Quel que soit l’anticoagulant, on doit parvenir à un équilibre entre la protection antithrombotique et le risque hémorragique. La prévisibilité des nouveaux anticoagulants leur confère donc un avantage particulier lorsque la constance de l’effet antithrombotique est impérative. Bien que les nouveaux agents ne nécessitent pas de surveillance du RNI, il peut être utile de mesurer l’activité anticoagulante par un dosage ponctuel en situation d’urgence. Selon de nouvelles données présentées par le Dr Eriksson, on peut confirmer que les concentrations du médicament sont appropriées par un test de dosage des inhibiteurs directs de la thrombine appelé HEMOCLOT.

«Le test de dosage des inhibiteurs directs de la thrombine HEMOCLOT convient à la détermination quantitative précise des concentrations de dabigatran sur des plasmas citratés», précise le Dr Eriksson, qui a participé à l’évaluation de ce test chez les patients d’un essai sur le dabigatran. On a évalué la précision du dosage par comparaison avec la chromatographie liquide/spectrométrie de masse en tandem. Au vu des résultats, «la précision est acceptable pour l’utilisation que l’on envisage ici, soit de confirmer que les concentrations du dabigatran se situent dans la zone thérapeutique».
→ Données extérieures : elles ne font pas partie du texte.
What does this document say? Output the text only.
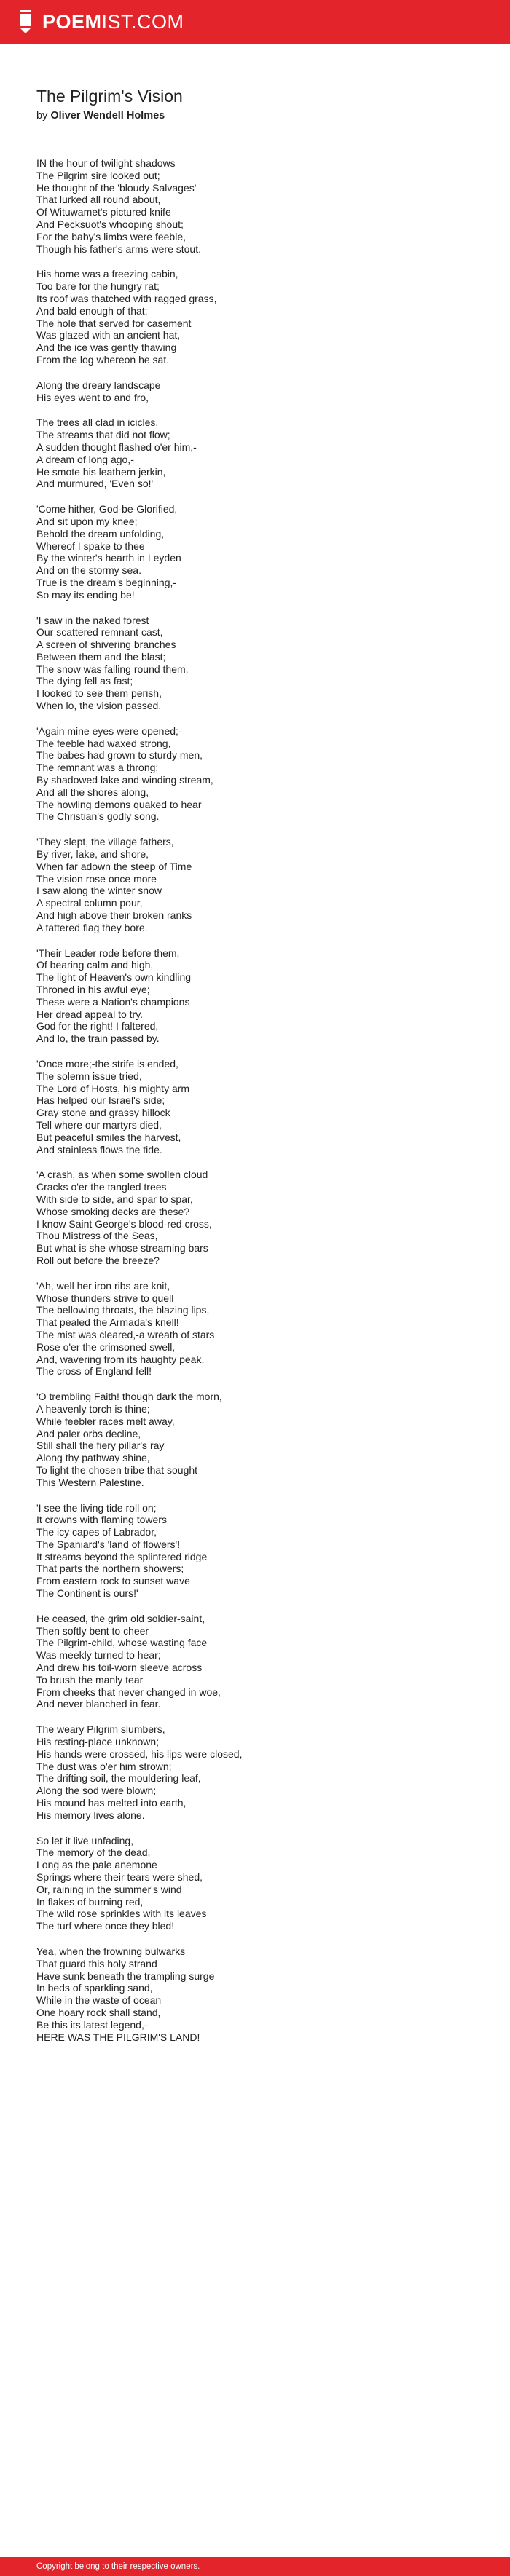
POEMIST.COM
The Pilgrim's Vision
by Oliver Wendell Holmes
IN the hour of twilight shadows
The Pilgrim sire looked out;
He thought of the 'bloudy Salvages'
That lurked all round about,
Of Wituwamet's pictured knife
And Pecksuot's whooping shout;
For the baby's limbs were feeble,
Though his father's arms were stout.
His home was a freezing cabin,
Too bare for the hungry rat;
Its roof was thatched with ragged grass,
And bald enough of that;
The hole that served for casement
Was glazed with an ancient hat,
And the ice was gently thawing
From the log whereon he sat.
Along the dreary landscape
His eyes went to and fro,
The trees all clad in icicles,
The streams that did not flow;
A sudden thought flashed o'er him,-
A dream of long ago,-
He smote his leathern jerkin,
And murmured, 'Even so!'
'Come hither, God-be-Glorified,
And sit upon my knee;
Behold the dream unfolding,
Whereof I spake to thee
By the winter's hearth in Leyden
And on the stormy sea.
True is the dream's beginning,-
So may its ending be!
'I saw in the naked forest
Our scattered remnant cast,
A screen of shivering branches
Between them and the blast;
The snow was falling round them,
The dying fell as fast;
I looked to see them perish,
When lo, the vision passed.
'Again mine eyes were opened;-
The feeble had waxed strong,
The babes had grown to sturdy men,
The remnant was a throng;
By shadowed lake and winding stream,
And all the shores along,
The howling demons quaked to hear
The Christian's godly song.
'They slept, the village fathers,
By river, lake, and shore,
When far adown the steep of Time
The vision rose once more
I saw along the winter snow
A spectral column pour,
And high above their broken ranks
A tattered flag they bore.
'Their Leader rode before them,
Of bearing calm and high,
The light of Heaven's own kindling
Throned in his awful eye;
These were a Nation's champions
Her dread appeal to try.
God for the right! I faltered,
And lo, the train passed by.
'Once more;-the strife is ended,
The solemn issue tried,
The Lord of Hosts, his mighty arm
Has helped our Israel's side;
Gray stone and grassy hillock
Tell where our martyrs died,
But peaceful smiles the harvest,
And stainless flows the tide.
'A crash, as when some swollen cloud
Cracks o'er the tangled trees
With side to side, and spar to spar,
Whose smoking decks are these?
I know Saint George's blood-red cross,
Thou Mistress of the Seas,
But what is she whose streaming bars
Roll out before the breeze?
'Ah, well her iron ribs are knit,
Whose thunders strive to quell
The bellowing throats, the blazing lips,
That pealed the Armada's knell!
The mist was cleared,-a wreath of stars
Rose o'er the crimsoned swell,
And, wavering from its haughty peak,
The cross of England fell!
'O trembling Faith! though dark the morn,
A heavenly torch is thine;
While feebler races melt away,
And paler orbs decline,
Still shall the fiery pillar's ray
Along thy pathway shine,
To light the chosen tribe that sought
This Western Palestine.
'I see the living tide roll on;
It crowns with flaming towers
The icy capes of Labrador,
The Spaniard's 'land of flowers'!
It streams beyond the splintered ridge
That parts the northern showers;
From eastern rock to sunset wave
The Continent is ours!'
He ceased, the grim old soldier-saint,
Then softly bent to cheer
The Pilgrim-child, whose wasting face
Was meekly turned to hear;
And drew his toil-worn sleeve across
To brush the manly tear
From cheeks that never changed in woe,
And never blanched in fear.
The weary Pilgrim slumbers,
His resting-place unknown;
His hands were crossed, his lips were closed,
The dust was o'er him strown;
The drifting soil, the mouldering leaf,
Along the sod were blown;
His mound has melted into earth,
His memory lives alone.
So let it live unfading,
The memory of the dead,
Long as the pale anemone
Springs where their tears were shed,
Or, raining in the summer's wind
In flakes of burning red,
The wild rose sprinkles with its leaves
The turf where once they bled!
Yea, when the frowning bulwarks
That guard this holy strand
Have sunk beneath the trampling surge
In beds of sparkling sand,
While in the waste of ocean
One hoary rock shall stand,
Be this its latest legend,-
HERE WAS THE PILGRIM'S LAND!
Copyright belong to their respective owners.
Si on décide de prescrire ce test, par exemple en cas d’équilibre délicat entre les bénéfices et les risques de l’anticoagulation, il suffit de le faire une fois, plutôt que périodiquement, étant donné qu’on s’attend à un effet constant d’une dose à l’autre, mais il peut aider à optimiser l’ajustement des concentrations thérapeutiques. Cela dit, la prévisibilité du dabigatran et du rivaroxaban est l’un de leurs points forts et l’on n’a pas eu recours à ce test lors des essais comparatifs, fait observer le Dr Eriksson.

Ce dernier a également présenté une nouvelle analyse de données groupées des 4 études de phase III comparant le dabigatran à l’énoxaparine (HBPM) dans la prévention des TEV après une intervention de chirurgie orthopédique majeure. L’objectif était de comparer les taux d’événements liés à un syndrome coronarien aigu (SCA), tels que l’infarctus du myocarde, l’angine instable et la cardiomyopathie ischémique. Le taux global d’événements était faible et similaire dans les deux groupes.

«Cette analyse inclut maintenant 4 essais et plus de 10 000 patients et n’a pas fait ressortir de différence significative entre le dabigatran et l’énoxaparine quant au taux d’événements liés à un SCA», souligne le Dr Eriksson. Ces résultats rassurants font chorus avec un nombre imposant de données qui indiquent que les nouveaux anticoagulants oraux devraient être une option de prédilection chez les patients vulnérables aux thromboses, fait-il valoir.

 

Résumé

 

Les nouveaux anticoagulants oraux sont rapidement intégrés dans les indications qui étaient dévolues à la warfarine. Leur principal avantage est de montrer une efficacité et une innocuité comparables à celles de la warfarine quand on parvient à maintenir le RNI du patient dans une zone appropriée. La constance de leur activité semble en outre les rapprocher des anticoagulants injectables, y compris les HBPM. Et la possibilité de réduire le risque thrombotique avec un agent oral qui n’impose pas de surveillance régulière a, et cela est très important, des retombées sur le bénéfice, l’innocuité, l’utilisation des ressources de santé et la qualité de vie du patient.